第三部分：將數據與模型進行輸入，使用bacth_size獲得loss和grads，使用grads對參數params進行更新，使用驗證集數據來判別准確率，返回驗證集最好的參數集

第一步：獲得輸入字典中的各個參數值，如果不存在就使用默認值，多出來的參數值就報錯，使用hasattr判斷.py文件中是否有這個名字的函數,使用getattr將函數對應的功能復制給函數名

第二步：進行參數的初始化操作，比如epoch=0，以及一些loss和accuracy的列表，因為要進行動量梯度化，因此對學習率做一個參數名和學習率對應的字典

第三步：進行模型的參數訓練，使用num_sample / batch_size計算一個epoch循環的次數，使用epoch*every_epoch，計算所有的循環次數

第四步：循環，進行參數的更新：

第一步：從樣本中，隨機選擇batch_size個序列號，獲得一個batch_size的訓練數據和標簽值

第二步：帶入到model.loss函數中計算loss和grads

第三步：使用動量梯度下降v = 0.9*v - 學習率*dw， w = w + v 進行參數更新，同時返回w和v，對數據中的w和v進行更新

第五步：每循環一個epoch，學習率*0.9，降低一次，每次循環epoch計算一次訓練集和驗證集的准確率，使用model.loss，對於返回的score值，使用

(y == np.argmax(scores)).mean() 計算准確率

第六步：對於驗證集結果比最好驗證集結果要好的參數集，進行保存，在循環的末尾，將其賦值給當前的params

代碼：
主函數：Solver.py

import numpy as np

import optim


class Solver(object):
  """
  A Solver encapsulates all the logic necessary for training classification
  models. The Solver performs stochastic gradient descent using different
  update rules defined in optim.py.

  The solver accepts both training and validataion data and labels so it can
  periodically check classification accuracy on both training and validation
  data to watch out for overfitting.

  To train a model, you will first construct a Solver instance, passing the
  model, dataset, and various optoins (learning rate, batch size, etc) to the
  constructor. You will then call the train() method to run the optimization
  procedure and train the model.
  
  After the train() method returns, model.params will contain the parameters
  that performed best on the validation set over the course of training.
  In addition, the instance variable solver.loss_history will contain a list
  of all losses encountered during training and the instance variables
  solver.train_acc_history and solver.val_acc_history will be lists containing
  the accuracies of the model on the training and validation set at each epoch.
  
  Example usage might look something like this:
  
  data = {
    'X_train': # training data
    'y_train': # training labels
    'X_val': # validation data
    'X_train': # validation labels
  }
  model = MyAwesomeModel(hidden_size=100, reg=10)
  solver = Solver(model, data,
                  update_rule='sgd',
                  optim_config={
                    'learning_rate': 1e-3,
                  },
                  lr_decay=0.95,
                  num_epochs=10, batch_size=100,
                  print_every=100)
  solver.train()


  A Solver works on a model object that must conform to the following API:

  - model.params must be a dictionary mapping string parameter names to numpy
    arrays containing parameter values.

  - model.loss(X, y) must be a function that computes training-time loss and
    gradients, and test-time classification scores, with the following inputs
    and outputs:

    Inputs:
    - X: Array giving a minibatch of input data of shape (N, d_1, ..., d_k)
    - y: Array of labels, of shape (N,) giving labels for X where y[i] is the
      label for X[i].

    Returns:
    If y is None, run a test-time forward pass and return:
    - scores: Array of shape (N, C) giving classification scores for X where
      scores[i, c] gives the score of class c for X[i].

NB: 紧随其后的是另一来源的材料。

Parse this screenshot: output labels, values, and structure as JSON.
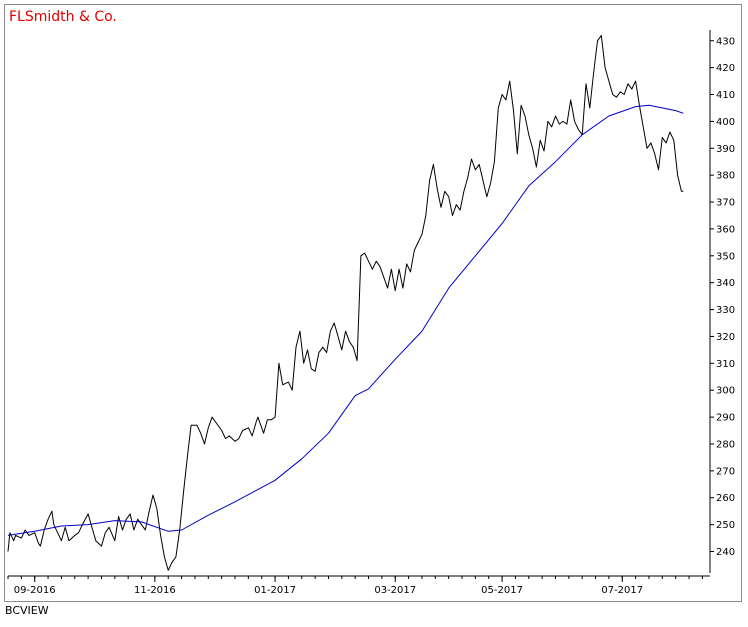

    If y is not None, run a training time forward and backward pass and return
    a tuple of:
    - loss: Scalar giving the loss
    - grads: Dictionary with the same keys as self.params mapping parameter
      names to gradients of the loss with respect to those parameters.
  """

  def __init__(self, model, data, **kwargs):
    """
    Construct a new Solver instance.
    
    Required arguments:
    - model: A model object conforming to the API described above
    - data: A dictionary of training and validation data with the following:
      'X_train': Array of shape (N_train, d_1, ..., d_k) giving training images
      'X_val': Array of shape (N_val, d_1, ..., d_k) giving validation images
      'y_train': Array of shape (N_train,) giving labels for training images
      'y_val': Array of shape (N_val,) giving labels for validation images
      
    Optional arguments:
    - update_rule: A string giving the name of an update rule in optim.py.
      Default is 'sgd'.
    - optim_config: A dictionary containing hyperparameters that will be
      passed to the chosen update rule. Each update rule requires different
      hyperparameters (see optim.py) but all update rules require a
      'learning_rate' parameter so that should always be present.
    - lr_decay: A scalar for learning rate decay; after each epoch the learning
      rate is multiplied by this value.
    - batch_size: Size of minibatches used to compute loss and gradient during
      training.
    - num_epochs: The number of epochs to run for during training.
    - print_every: Integer; training losses will be printed every print_every
      iterations.
    - verbose: Boolean; if set to false then no output will be printed during
      training.
    """
    # 第一步：樣本的初始化，並獲得輸入的字典的參數，使用pop來獲得參數值, 使用hasattr判斷函數是否存在
    # 使用getattr獲得函數功能的函數名
    self.model = model
    self.X_train = data['X_train']
    self.y_train = data['y_train']
    self.X_val = data['X_val']
    self.y_val = data['y_val']
    
    # Unpack keyword arguments
    # .pop表示的如果不傳入的話，就使用當前值做替代
    self.update_rule = kwargs.pop('update_rule', 'sgd')
    self.optim_config = kwargs.pop('optim_config', {})
    self.lr_decay = kwargs.pop('lr_decay', 1.0)
    self.batch_size = kwargs.pop('batch_size', 100)
    self.num_epochs = kwargs.pop('num_epochs', 10)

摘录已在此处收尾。